A football coach divides 42 players and 12 coaches into groups. Each group will have the same number of players and coaches. What is the greatest number of groups that can be formed.
Answer: 6 groups
Then it states use the greatest common factor 6 from the answer above to rewrite using the distributive property.
What numbers would I use to do the distributive property?
Would it be 6(42 + 12)?
6(7 + 2)
Since 6×7=42 and 6×2=12
To find the greatest number of groups that can be formed with equal number of players and coaches, we need to find the greatest common divisor (GCD) of both 42 and 12. The GCD represents the largest number that divides both of these numbers evenly.
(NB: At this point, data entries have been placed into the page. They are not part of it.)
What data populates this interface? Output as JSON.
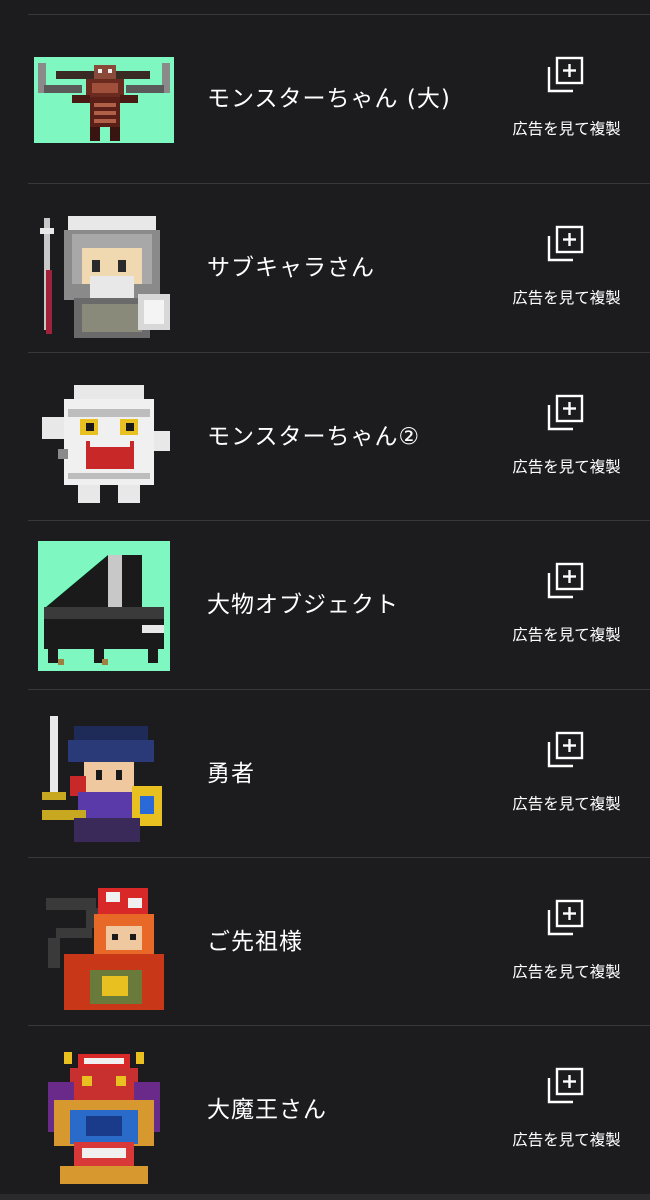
{
  "items": [
    {
      "name": "モンスターちゃん (大)",
      "action_label": "広告を見て複製",
      "thumbnail": "demon-boss-sprite",
      "thumb_bg": "#7ef7c0"
    },
    {
      "name": "サブキャラさん",
      "action_label": "広告を見て複製",
      "thumbnail": "old-sage-sprite",
      "thumb_bg": ""
    },
    {
      "name": "モンスターちゃん②",
      "action_label": "広告を見て複製",
      "thumbnail": "mummy-monster-sprite",
      "thumb_bg": ""
    },
    {
      "name": "大物オブジェクト",
      "action_label": "広告を見て複製",
      "thumbnail": "grand-piano-sprite",
      "thumb_bg": "#7ef7c0"
    },
    {
      "name": "勇者",
      "action_label": "広告を見て複製",
      "thumbnail": "hero-sprite",
      "thumb_bg": ""
    },
    {
      "name": "ご先祖様",
      "action_label": "広告を見て複製",
      "thumbnail": "ancestor-ghost-sprite",
      "thumb_bg": ""
    },
    {
      "name": "大魔王さん",
      "action_label": "広告を見て複製",
      "thumbnail": "demon-lord-sprite",
      "thumb_bg": ""
    }
  ],
  "icons": {
    "duplicate": "duplicate-plus-icon"
  },
  "colors": {
    "background": "#1c1c1e",
    "divider": "#38383a",
    "text": "#ffffff",
    "thumb_green": "#7ef7c0"
  }
}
To find the GCD of 42 and 12, we can use the Euclidean algorithm.
Step 1: Divide 42 by 12: The quotient is 3 and the remainder is 6.
Step 2: Divide 12 by 6: The quotient is 2 and the remainder is 0.
Since the remainder is 0, we know that 6 is a divisor of both 42 and 12. Thus, the greatest common divisor of 42 and 12 is 6.
Therefore, the greatest number of groups that can be formed with equal number of players and coaches is 6.
Why would you not just ad 42 + 12=54
6(54)
42 times 6=252
12 times 6=72
252+72=324
54x6=324
Why would you not do it like I did above?